Under the terms of the decree, the Boehringer Ingelheim unit cannot make or sell certain drugs, but there are exceptions. Ben Venue can continue manufacturing and distributing more than 100 drugs deemed “essential for patient care,†as well as continue drug-development activities. The drugmaker may also file abbreviated new drug applications and, possibly, win ANDA approvals, according to a company statement and court documents.

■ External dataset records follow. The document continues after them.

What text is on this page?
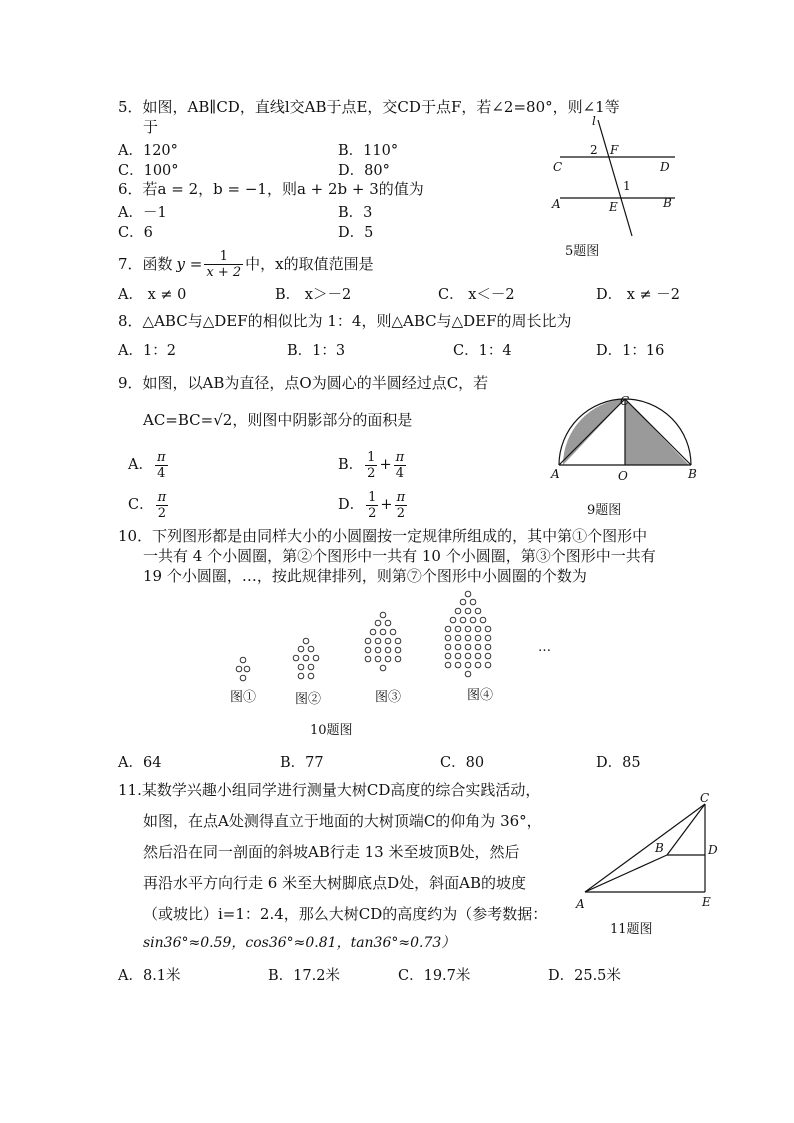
5．如图，AB∥CD，直线l交AB于点E，交CD于点F，若∠2=80°，则∠1等
于
A．120°	B．110°
C．100°	D．80°
l
2 F
C	D
1
A	E	B
5题图
6．若a = 2，b = −1，则a + 2b + 3的值为
A．－1	B．3
C．6	D．5
7．函数 $y = \frac{1}{x + 2}$ 中，x的取值范围是
A． x ≠ 0	B． x＞－2	C． x＜－2	D． x ≠ －2
8．△ABC与△DEF的相似比为 1：4，则△ABC与△DEF的周长比为
A．1：2	B．1：3	C．1：4	D．1：16
9．如图，以AB为直径，点O为圆心的半圆经过点C，若
AC=BC=√2，则图中阴影部分的面积是
A． $\frac{\pi}{4}$	B． $\frac{1}{2} + \frac{\pi}{4}$
C． $\frac{\pi}{2}$	D． $\frac{1}{2} + \frac{\pi}{2}$
C
A	O	B
9题图
10．下列图形都是由同样大小的小圆圈按一定规律所组成的，其中第①个图形中
一共有 4 个小圆圈，第②个图形中一共有 10 个小圆圈，第③个图形中一共有
19 个小圆圈，…，按此规律排列，则第⑦个图形中小圆圈的个数为
…
图①	图②	图③	图④
10题图
A．64	B．77	C．80	D．85
11.某数学兴趣小组同学进行测量大树CD高度的综合实践活动，
如图，在点A处测得直立于地面的大树顶端C的仰角为 36°，
然后沿在同一剖面的斜坡AB行走 13 米至坡顶B处，然后
再沿水平方向行走 6 米至大树脚底点D处，斜面AB的坡度
（或坡比）i=1：2.4，那么大树CD的高度约为（参考数据：
sin36°≈0.59，cos36°≈0.81，tan36°≈0.73）
C
B	D
A	E
11题图
A．8.1米	B．17.2米	C．19.7米	D．25.5米
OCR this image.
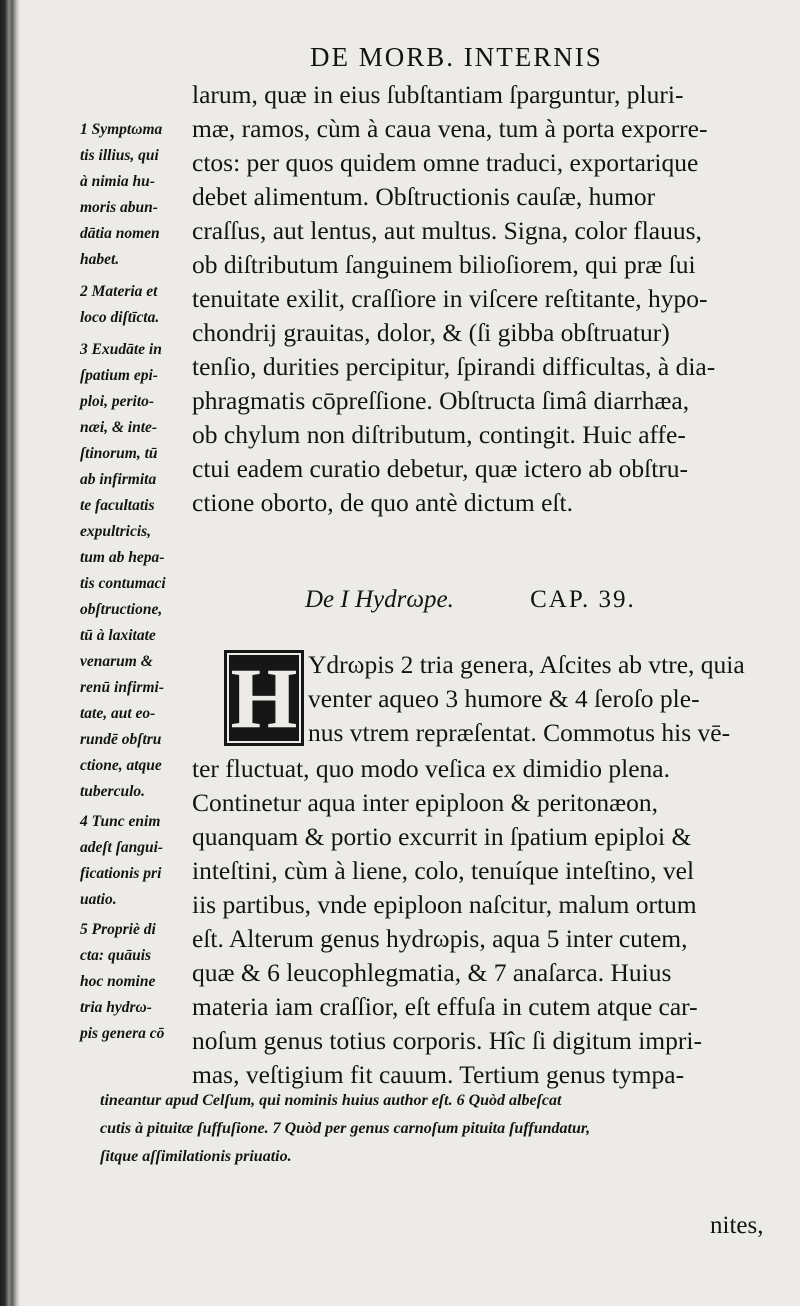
DE MORB. INTERNIS
larum, quæ in eius ſubſtantiam ſparguntur, pluri-
mæ, ramos, cùm à caua vena, tum à porta exporre-
ctos: per quos quidem omne traduci, exportarique
debet alimentum. Obſtructionis cauſæ, humor
craſſus, aut lentus, aut multus. Signa, color flauus,
ob diſtributum ſanguinem bilioſiorem, qui præ ſui
tenuitate exilit, craſſiore in viſcere reſtitante, hypo-
chondrij grauitas, dolor, & (ſi gibba obſtruatur)
tenſio, durities percipitur, ſpirandi difficultas, à dia-
phragmatis cōpreſſione. Obſtructa ſimâ diarrhæa,
ob chylum non diſtributum, contingit. Huic affe-
ctui eadem curatio debetur, quæ ictero ab obſtru-
ctione oborto, de quo antè dictum eſt.
De I Hydrωpe.	CAP. 39.
H Ydrωpis 2 tria genera, Aſcites ab vtre, quia
venter aqueo 3 humore & 4 ſeroſo ple-
nus vtrem repræſentat. Commotus his vē-
ter fluctuat, quo modo veſica ex dimidio plena.
Continetur aqua inter epiploon & peritonæon,
quanquam & portio excurrit in ſpatium epiploi &
inteſtini, cùm à liene, colo, tenuíque inteſtino, vel
iis partibus, vnde epiploon naſcitur, malum ortum
eſt. Alterum genus hydrωpis, aqua 5 inter cutem,
quæ & 6 leucophlegmatia, & 7 anaſarca. Huius
materia iam craſſior, eſt effuſa in cutem atque car-
noſum genus totius corporis. Hîc ſi digitum impri-
mas, veſtigium fit cauum. Tertium genus tympa-
1 Symptωma
tis illius, qui
à nimia hu-
moris abun-
dātia nomen
habet.
2 Materia et
loco diſtīcta.
3 Exudāte in
ſpatium epi-
ploi, perito-
næi, & inte-
ſtinorum, tū
ab infirmita
te facultatis
expultricis,
tum ab hepa-
tis contumaci
obſtructione,
tū à laxitate
venarum &
renū infirmi-
tate, aut eo-
rundē obſtru
ctione, atque
tuberculo.
4 Tunc enim
adeſt ſangui-
ficationis pri
uatio.
5 Propriè di
cta: quāuis
hoc nomine
tria hydrω-
pis genera cō
tineantur apud Celſum, qui nominis huius author eſt. 6 Quòd albeſcat
cutis à pituitæ ſuffuſione. 7 Quòd per genus carnoſum pituita ſuffundatur,
ſitque aſſimilationis priuatio.
nites,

The Bedford, Ohio, facility has had a very troubled record. The FDA found 10 violations of good manufacturing practices during a late 2011 inspection and 48 violations in May 2011. In fact, the agency conducted 35 inspections since 1997 2007 and Ben Venue initiated some 40 recalls since February 2002, including nine considered to be Class I, which is the most serious type of recall because it can lead to potential harm, according to court documents (here is the government lawsuit and the consent decree).
Despite dozens of inspections, a warning letter and numerous conferences, Ben Venue repeatedly failed to comply with manufacturing regulations, the government lawsuit notes. The drugmaker, however, tried to avoid letting its failings become public. When we first reported the many difficulties in 2011, Ben Venue publicly blamed capacity constraints and did not acknowledge ongoing quality control problems.
But a so-called 483 inspection report found metallic particles or flakes in some medicines, which inspectors suggested came from scrapes on metal doors or window frames; rain water leaking through a ceiling; operators used gloves that were not sterile and shedding fibrous materials; bacterial contamination in some batches of medicines and mold in classified areas, including manufacturing areas (here is the report).
There was also an embarrassing bit of mystery contained in the report. An unknown liquid was found in a 10-gallon can in a storage area in one of its facilities, and an independent lab determined this was urine, yet a detailed risk assessment had not been performed. Ben Venue did, however, eventually filed a report with the local police, but handed them an empty can, and the police were unable to extract DNA or fingerprints (back story).
Given its sorry track record, a consent decree is not surprising. But Ben Venue says that more than $300 million has been invested to remediate the facility and claims progress has been made in returning the plant to full production. Whether the drugmaker can succeed in convincing the FDA that good manufacturing practices will be taken seriously, however, remains to be seen.